The preamble of the Rome Statute, a treaty that established the International Criminal Court (ICC), says that all peoples are united by common bonds, forming a "delicate mosaic" that may be "shattered at any time." It adds that there are grave crimes committed that "threaten the peace, security and well-being of the world." Such crimes must not go unpunished and the impunity for the perpetrators must end so that further crimes can be prevented.
According to Amnesty International, "certain crimes are so serious that they amount to an offence against the whole of humanity and therefore all states have a responsibility to bring those responsible to justice."
The 1988 massacre in Iran is one such example. Starting in the summer of that year, at least 30,000 civilian political prisoners were summarily executed by the theocracy. Many international organizations, including Amnesty, have described it as a "crime against humanity." The bodies of the victims were dumped into secret mass graves and families are, to this day, banned from mourning their loved ones. Those who defy the ban are arrested and even themselves executed.
The fact that the regime continues to withhold information about this atrocity while trying to erase the evidence for the past 33 years - by bulldozing mass graves or building structure on top of them, for example - renders the 1988 massacre "an ongoing" crime against humanity.
One of the many individuals involved in this crime against humanity is now in detention in Sweden. Arrested shortly after arriving in Sweden for a visit in 2019, Hamid Noury is now poised to face trial this year under universal jurisdiction. It will be the first time ever that an Iranian regime official faces justice for the 1988 massacre.
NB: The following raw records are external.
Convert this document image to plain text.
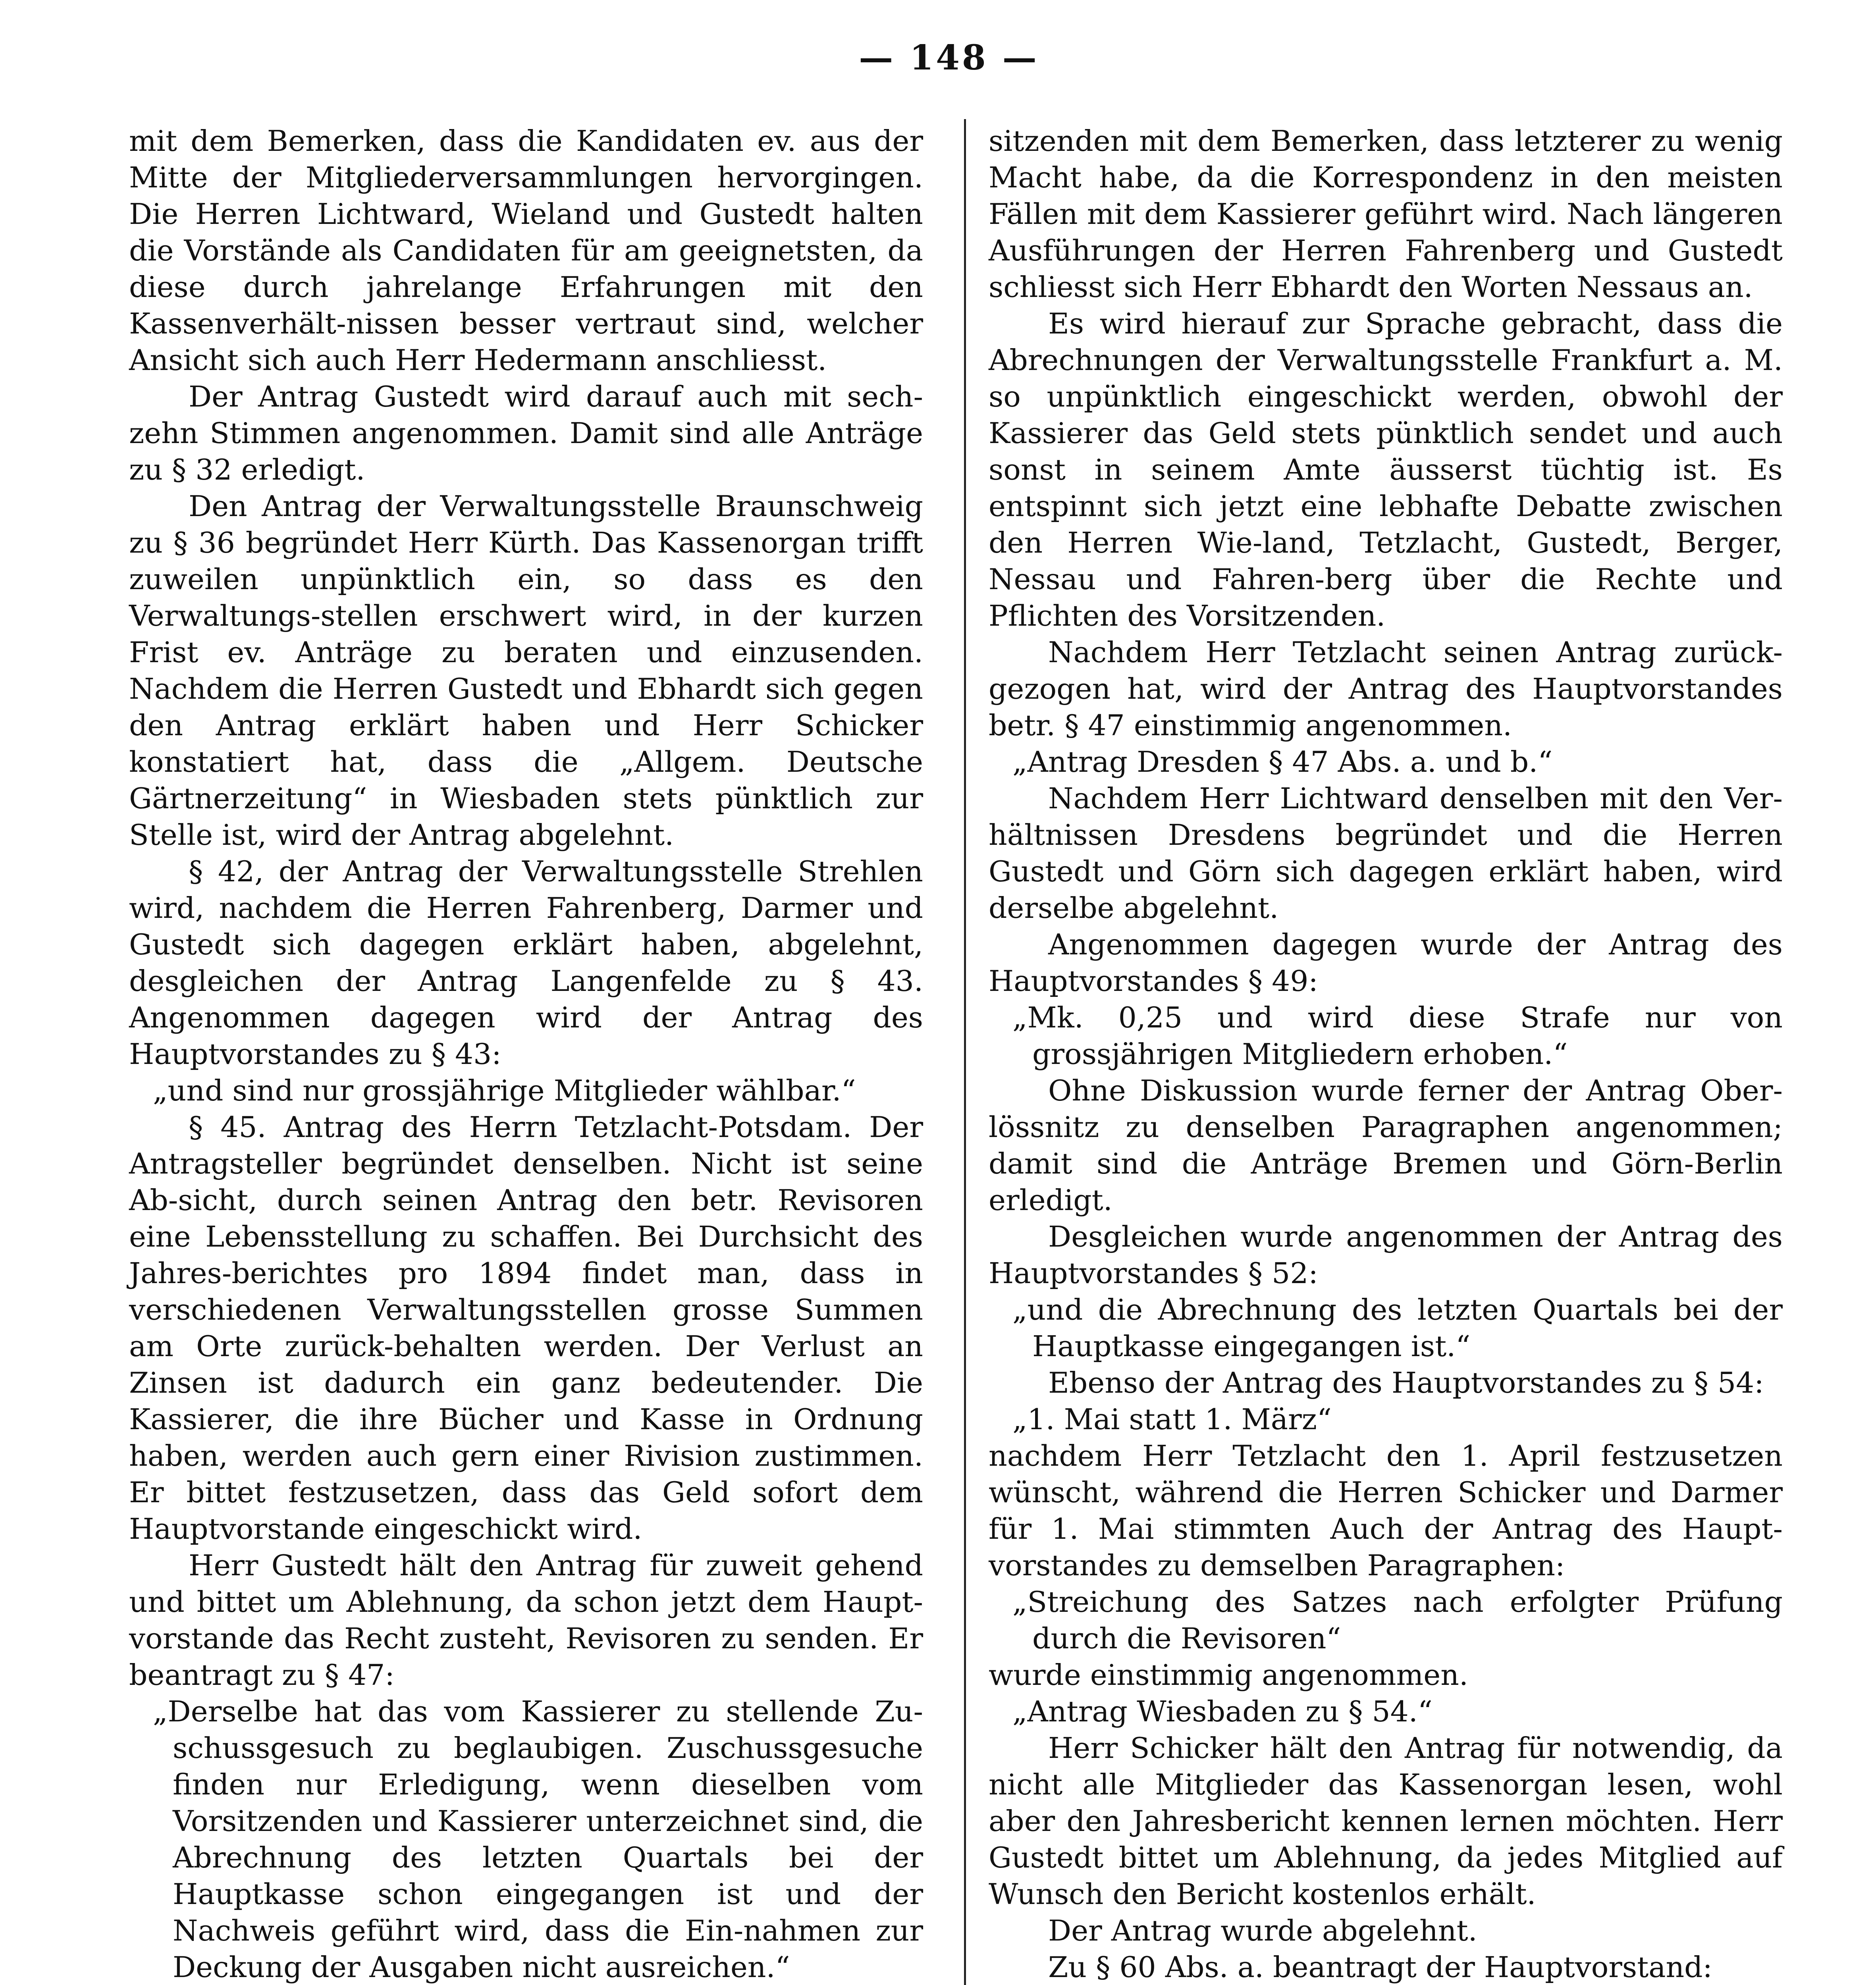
— 148 —

mit dem Bemerken, dass die Kandidaten ev. aus der Mitte der Mitgliederversammlungen hervorgingen. Die Herren Lichtward, Wieland und Gustedt halten die Vorstände als Candidaten für am geeignetsten, da diese durch jahrelange Erfahrungen mit den Kassenverhält-nissen besser vertraut sind, welcher Ansicht sich auch Herr Hedermann anschliesst.

Der Antrag Gustedt wird darauf auch mit sech-zehn Stimmen angenommen. Damit sind alle Anträge zu § 32 erledigt.

Den Antrag der Verwaltungsstelle Braunschweig zu § 36 begründet Herr Kürth. Das Kassenorgan trifft zuweilen unpünktlich ein, so dass es den Verwaltungs-stellen erschwert wird, in der kurzen Frist ev. Anträge zu beraten und einzusenden. Nachdem die Herren Gustedt und Ebhardt sich gegen den Antrag erklärt haben und Herr Schicker konstatiert hat, dass die „Allgem. Deutsche Gärtnerzeitung“ in Wiesbaden stets pünktlich zur Stelle ist, wird der Antrag abgelehnt.

§ 42, der Antrag der Verwaltungsstelle Strehlen wird, nachdem die Herren Fahrenberg, Darmer und Gustedt sich dagegen erklärt haben, abgelehnt, desgleichen der Antrag Langenfelde zu § 43. Angenommen dagegen wird der Antrag des Hauptvorstandes zu § 43:

„und sind nur grossjährige Mitglieder wählbar.“

§ 45. Antrag des Herrn Tetzlacht-Potsdam. Der Antragsteller begründet denselben. Nicht ist seine Ab-sicht, durch seinen Antrag den betr. Revisoren eine Lebensstellung zu schaffen. Bei Durchsicht des Jahres-berichtes pro 1894 findet man, dass in verschiedenen Verwaltungsstellen grosse Summen am Orte zurück-behalten werden. Der Verlust an Zinsen ist dadurch ein ganz bedeutender. Die Kassierer, die ihre Bücher und Kasse in Ordnung haben, werden auch gern einer Rivision zustimmen. Er bittet festzusetzen, dass das Geld sofort dem Hauptvorstande eingeschickt wird.

Herr Gustedt hält den Antrag für zuweit gehend und bittet um Ablehnung, da schon jetzt dem Haupt-vorstande das Recht zusteht, Revisoren zu senden. Er beantragt zu § 47:

„Derselbe hat das vom Kassierer zu stellende Zu-schussgesuch zu beglaubigen. Zuschussgesuche finden nur Erledigung, wenn dieselben vom Vorsitzenden und Kassierer unterzeichnet sind, die Abrechnung des letzten Quartals bei der Hauptkasse schon eingegangen ist und der Nachweis geführt wird, dass die Ein-nahmen zur Deckung der Ausgaben nicht ausreichen.“

sitzenden mit dem Bemerken, dass letzterer zu wenig Macht habe, da die Korrespondenz in den meisten Fällen mit dem Kassierer geführt wird. Nach längeren Ausführungen der Herren Fahrenberg und Gustedt schliesst sich Herr Ebhardt den Worten Nessaus an.

Es wird hierauf zur Sprache gebracht, dass die Abrechnungen der Verwaltungsstelle Frankfurt a. M. so unpünktlich eingeschickt werden, obwohl der Kassierer das Geld stets pünktlich sendet und auch sonst in seinem Amte äusserst tüchtig ist. Es entspinnt sich jetzt eine lebhafte Debatte zwischen den Herren Wie-land, Tetzlacht, Gustedt, Berger, Nessau und Fahren-berg über die Rechte und Pflichten des Vorsitzenden.

Nachdem Herr Tetzlacht seinen Antrag zurück-gezogen hat, wird der Antrag des Hauptvorstandes betr. § 47 einstimmig angenommen.

„Antrag Dresden § 47 Abs. a. und b.“

Nachdem Herr Lichtward denselben mit den Ver-hältnissen Dresdens begründet und die Herren Gustedt und Görn sich dagegen erklärt haben, wird derselbe abgelehnt.

Angenommen dagegen wurde der Antrag des Hauptvorstandes § 49:

„Mk. 0,25 und wird diese Strafe nur von grossjährigen Mitgliedern erhoben.“

Ohne Diskussion wurde ferner der Antrag Ober-lössnitz zu denselben Paragraphen angenommen; damit sind die Anträge Bremen und Görn-Berlin erledigt.

Desgleichen wurde angenommen der Antrag des Hauptvorstandes § 52:

„und die Abrechnung des letzten Quartals bei der Hauptkasse eingegangen ist.“

Ebenso der Antrag des Hauptvorstandes zu § 54:

„1. Mai statt 1. März“

nachdem Herr Tetzlacht den 1. April festzusetzen wünscht, während die Herren Schicker und Darmer für 1. Mai stimmten Auch der Antrag des Haupt-vorstandes zu demselben Paragraphen:

„Streichung des Satzes nach erfolgter Prüfung durch die Revisoren“

wurde einstimmig angenommen.

„Antrag Wiesbaden zu § 54.“

Herr Schicker hält den Antrag für notwendig, da nicht alle Mitglieder das Kassenorgan lesen, wohl aber den Jahresbericht kennen lernen möchten. Herr Gustedt bittet um Ablehnung, da jedes Mitglied auf Wunsch den Bericht kostenlos erhält.

Der Antrag wurde abgelehnt.

Zu § 60 Abs. a. beantragt der Hauptvorstand:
In the 1980s, owing to his willingness to show brutality, Noury quickly climbed the ranks, starting from an ordinary agent of the suppressive Islamic Revolutionary Guard Corps (IRGC) and later becoming an assistant prosecutor working in Tehran's notorious Evin prison as well as the Gohardasht prison in the nearby city of Karaj.
In that capacity, Noury is accused of taking numerous political prisoners to their executions. At times, according to eyewitness accounts, he would hang people personally.
The majority of the victims were members of the main opposition Mujahedin-e Khalq (MEK). After begrudgingly accepting a ceasefire with Iraq in 1988, the regime felt weak and vulnerable by a long unpatriotic eight-year war that had exponentially increased a sense of popular resentment and hatred toward it. The economy was in free fall and the opposition was growing stronger by the day.
To preserve his hold on power, supreme leader Khomeini issued a religious decree, a fatwa, ordering that political prisoners who refuse to denounce MEK, the most organized opposition against the clerical establishment, are deemed "enemies of Islam" and must be "eliminated immediately." Even prisoners who had finished their sentences were executed.
Hossein Ali Montazeri, then the designated heir to Khomeini, described the gut-wrenching massacre as the "biggest crime committed in the history of the Islamic Republic."
Torturers like Noury played an instrumental role on the ground. In addition to torturing and harassing prisoners and their families, many witnesses say that he gleefully called out the names of prisoners in the "death hall" on numerous occasions and transported the blindfolded dissidents to their eventual mass executions. He was in such a hurry to kill that sometimes he would execute people by mistake.
In 2020, MEK members who were personally in prison at the time and witnessed Noury's crimes provided first-hand accounts of their experience to Swedish authorities preparing to prosecute Noury this year. These horrifying and detailed accounts uncover a large-scale crime against humanity that must not go unpunished.
Noury may well be prosecuted. But there are more significant players that must face justice, including the regime's supreme leader Khamenei and president Hassan Rouhani, as well as the sitting "justice minister" Alireza Avayie, and the judiciary chief Ebrahim Raisi, among many more. The latter two were members of the death commission in 1988, and now hold the highest judicial positions in the regime.
An international investigation into the 1988 massacre is long overdue, something that was recently urged by top United Nations human rights experts, including the special rapporteur for Iran.
The United States and the European Union, parties to the Rome Statute, signatories of the Convention against Torture, and the UN Security Council, can and should commission such an investigation. The case should ultimately make its way to international tribunals for broader and long overdue investigations and trials.
It is time to hold Iranian regime officials accountable. The European Union's abysmal silence in this regard is morally reprehensible and politically akin to the appeasement of Hitler in the 1930s. Further inaction with respect to the 1988 massacre would certainly encourage more evil and threaten global peace and security.